Штайнбреннер стоял перед Вебером. Лицо его горело рвением.
— Двое заключенных застрелены при попытке к бегству, — доложил он. — В обоих случаях — попадание в голову.
Вебер медленно встал и небрежно, боком, присел на край своего стола.
— С какого расстояния?
— Одного с тридцати, другого с сорока метров.
— В самом деле?
Штайнбреннер покраснел. Он застрелил обоих всего с нескольких метров — ровно столько, сколько нужно, чтобы по краям раны не осталось следов пороха.
— И это была попытка к бегству? — спросил Вебер.
— Так точно.
Оба прекрасно знали, что никакой попытки к бегству не было. Просто так называлась одна из любимых игр эсэсовцев: нужно взять шапку заключенного, бросить ее через голову назад и отдать приказ принести ее; в тот момент, когда заключенный пробегает мимо, он получает сзади пулю за попытку к бегству.

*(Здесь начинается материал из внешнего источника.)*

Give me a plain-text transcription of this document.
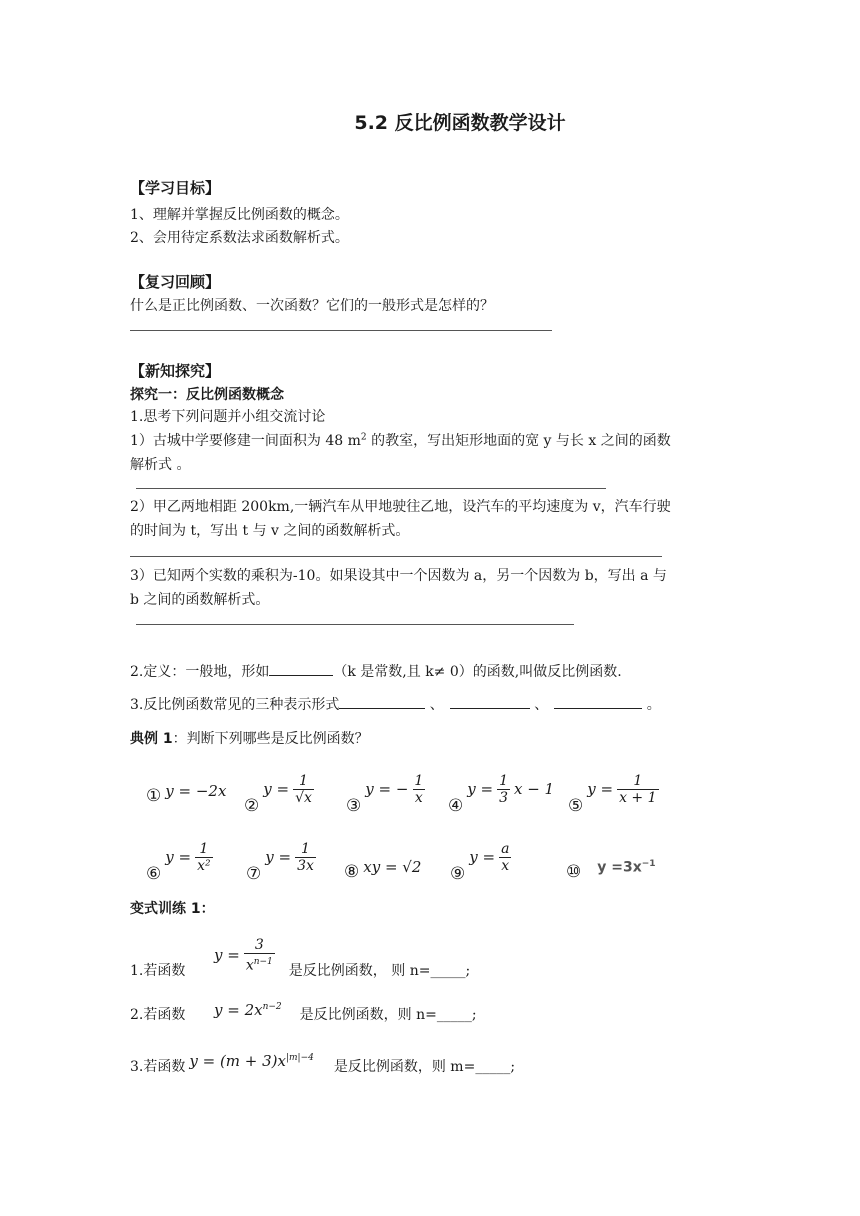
5.2 反比例函数教学设计
【学习目标】
1、理解并掌握反比例函数的概念。
2、会用待定系数法求函数解析式。
【复习回顾】
什么是正比例函数、一次函数？它们的一般形式是怎样的？
【新知探究】
探究一：反比例函数概念
1.思考下列问题并小组交流讨论
1）古城中学要修建一间面积为 48 $m^2$ 的教室，写出矩形地面的宽 y 与长 x 之间的函数
解析式 。
2）甲乙两地相距 200km,一辆汽车从甲地驶往乙地，设汽车的平均速度为 v，汽车行驶
的时间为 t，写出 t 与 v 之间的函数解析式。
3）已知两个实数的乘积为-10。如果设其中一个因数为 a，另一个因数为 b，写出 a 与
b 之间的函数解析式。
2.定义：一般地，形如	（k 是常数,且 k≠ 0）的函数,叫做反比例函数.
3.反比例函数常见的三种表示形式	、	、	。
典例 1：判断下列哪些是反比例函数？
① y = −2x
②
$y = \frac{1}{√x}$
③
y = − $\frac{1}{x}$
④
$y = \frac{1}{3}$ x − 1
⑤
$y = \frac{1}{x + 1}$
⑥
$y = \frac{1}{\text{x²}}$
⑦
$y = \frac{1}{3x}$ ⑧ xy = √2 ⑨
$y = \frac{a}{x}$	⑩ $y =3x^{-1}$
变式训练 1：
1.若函数
$y = \frac{3}{x^{n-1}}$ 是反比例函数， 则 n=_____;
2.若函数	$y = 2x^{n-2}$ 是反比例函数，则 n=_____;
3.若函数 $y = (m + 3)x^{|m|-4}$
是反比例函数，则 m=_____;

Стрелок обычно награждался за это несколькими днями отпуска.
— Хочешь в отпуск? — спросил Вебер.
— Никак нет.
— Почему?
— Это выглядело бы так, как будто я не прочь смыться.
Вебер поднял брови и начал медленно покачивать в воздухе ногой, свисавшей со стола. Солнечный зайчик от его блестящего сапога блуждал по голым стенам, как одинокая светлая бабочка.
— Значит, ты не боишься?
— Нет. — Штайнбреннер твердо смотрел Веберу в глаза.
— Хорошо. Нам нужны надежные люди. Особенно сейчас.
Вебер уже давно присматривался к Штайнбреннеру. Этот мальчишка нравился ему. В нем еще осталось что-то от того фанатизма, которым когда-то славились части СС.
— Особенно сейчас, — повторил Вебер. — Нам теперь нужна гвардия гвардии. Понимаешь?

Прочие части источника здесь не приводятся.